The priest pointed to a tree and said to the chief, "This is a tree." 

The chief looked at the tree and grunted, "Tree." 

The priest was pleased with the response. 

They walked a little further and the priest pointed to a rock and said, "This is a rock." 

The chief looked and grunted, "Rock." 

The priest was really getting enthusiastic about the results when he heard a rustling in the bushes. 

As they peeked over the top of the bushes, he saw a couple of natives in the midst of heavy ****** activity. 

The priest was really flustered and quickly said, "Man riding a bike." 

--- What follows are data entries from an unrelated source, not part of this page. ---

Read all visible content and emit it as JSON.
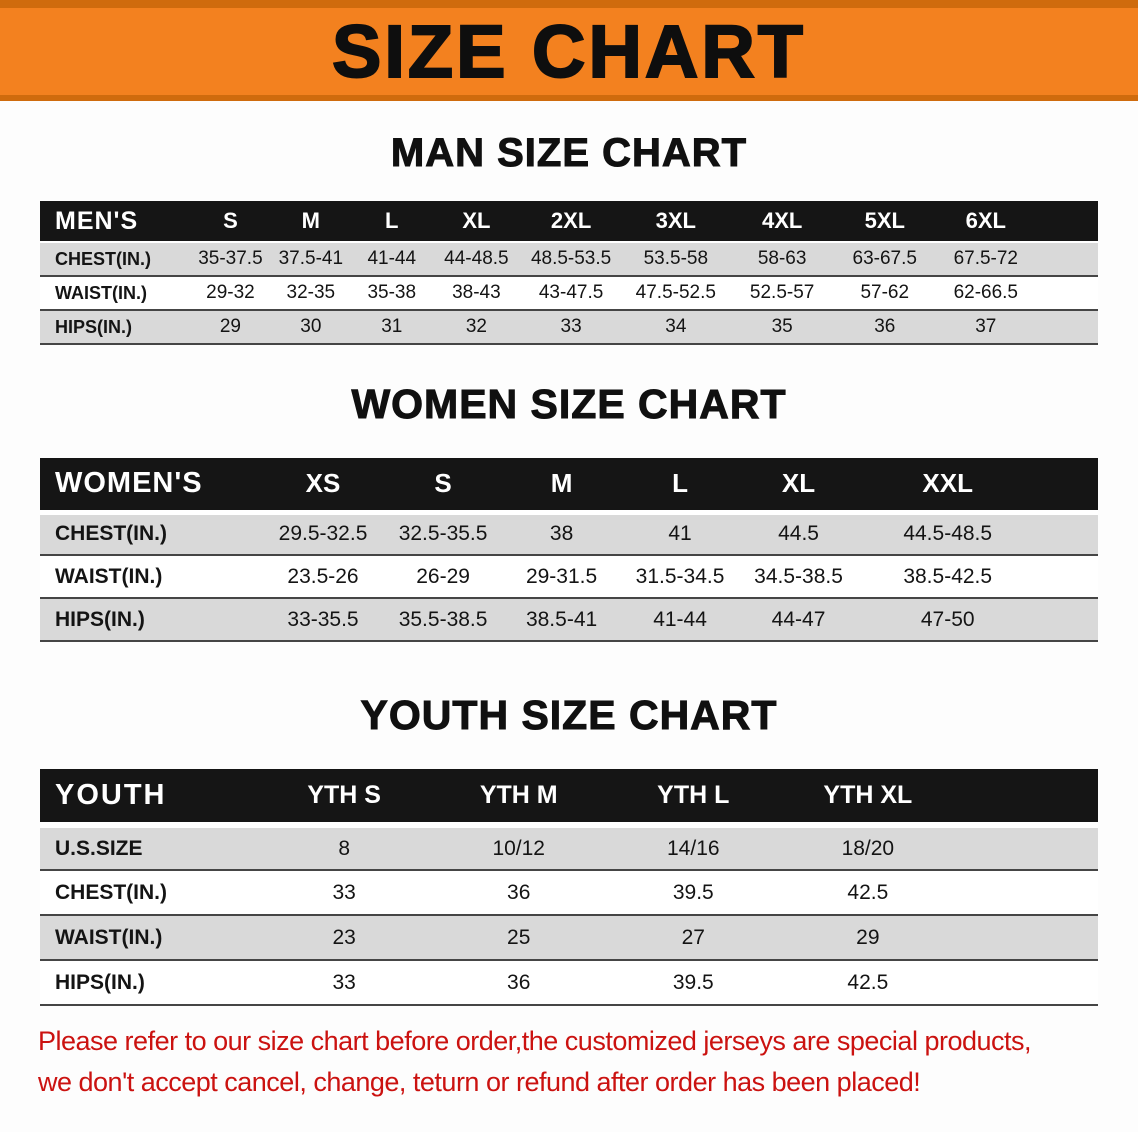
{
  "banner": {
    "title": "SIZE CHART"
  },
  "men": {
    "heading": "MAN SIZE CHART",
    "corner_label": "MEN'S",
    "sizes": [
      "S",
      "M",
      "L",
      "XL",
      "2XL",
      "3XL",
      "4XL",
      "5XL",
      "6XL"
    ],
    "rows": [
      {
        "label": "CHEST(IN.)",
        "values": [
          "35-37.5",
          "37.5-41",
          "41-44",
          "44-48.5",
          "48.5-53.5",
          "53.5-58",
          "58-63",
          "63-67.5",
          "67.5-72"
        ]
      },
      {
        "label": "WAIST(IN.)",
        "values": [
          "29-32",
          "32-35",
          "35-38",
          "38-43",
          "43-47.5",
          "47.5-52.5",
          "52.5-57",
          "57-62",
          "62-66.5"
        ]
      },
      {
        "label": "HIPS(IN.)",
        "values": [
          "29",
          "30",
          "31",
          "32",
          "33",
          "34",
          "35",
          "36",
          "37"
        ]
      }
    ]
  },
  "women": {
    "heading": "WOMEN SIZE CHART",
    "corner_label": "WOMEN'S",
    "sizes": [
      "XS",
      "S",
      "M",
      "L",
      "XL",
      "XXL"
    ],
    "rows": [
      {
        "label": "CHEST(IN.)",
        "values": [
          "29.5-32.5",
          "32.5-35.5",
          "38",
          "41",
          "44.5",
          "44.5-48.5"
        ]
      },
      {
        "label": "WAIST(IN.)",
        "values": [
          "23.5-26",
          "26-29",
          "29-31.5",
          "31.5-34.5",
          "34.5-38.5",
          "38.5-42.5"
        ]
      },
      {
        "label": "HIPS(IN.)",
        "values": [
          "33-35.5",
          "35.5-38.5",
          "38.5-41",
          "41-44",
          "44-47",
          "47-50"
        ]
      }
    ]
  },
  "youth": {
    "heading": "YOUTH SIZE CHART",
    "corner_label": "YOUTH",
    "sizes": [
      "YTH S",
      "YTH M",
      "YTH L",
      "YTH XL"
    ],
    "rows": [
      {
        "label": "U.S.SIZE",
        "values": [
          "8",
          "10/12",
          "14/16",
          "18/20"
        ]
      },
      {
        "label": "CHEST(IN.)",
        "values": [
          "33",
          "36",
          "39.5",
          "42.5"
        ]
      },
      {
        "label": "WAIST(IN.)",
        "values": [
          "23",
          "25",
          "27",
          "29"
        ]
      },
      {
        "label": "HIPS(IN.)",
        "values": [
          "33",
          "36",
          "39.5",
          "42.5"
        ]
      }
    ]
  },
  "footer": {
    "line1": "Please refer to our size chart before order,the customized jerseys are special products,",
    "line2": "we don't accept cancel, change, teturn or refund after order has been placed!"
  },
  "colors": {
    "banner_orange": "#f3811f",
    "banner_edge": "#cf6b0d",
    "header_black": "#151515",
    "row_gray": "#d9d9d9",
    "footer_red": "#cb1210"
  }
}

The chief looked at the couple briefly, pulled out his blowgun and killed them both. The priest went ballistic and yelled at the chief that he had spent years teaching the tribe how to be civilized and be kind to each other, so how could he kill these people in cold blood that way? 
>
>

>
>
>


And the chief replied, "My  bike."


----------



## Pappy (Dec 11, 2014)

OMG... Love it.:lofl:

I don't know if I can ride my bike in the morning after reading this.


----------



## Denise1952 (Dec 11, 2014)

It's just like having sex, it will all come back to you Pappy, LOL


----------



## Cookie (Dec 11, 2014)

Thanks for the laugh Denise - I needed that.


----------



## Pappy (Dec 11, 2014)

Sex, Denise? :dunno:Had to google that.


----------



## Denise1952 (Dec 11, 2014)

LOL, I'm speechless Pappy, LOL!!  Just ride your bike, LOL!


----------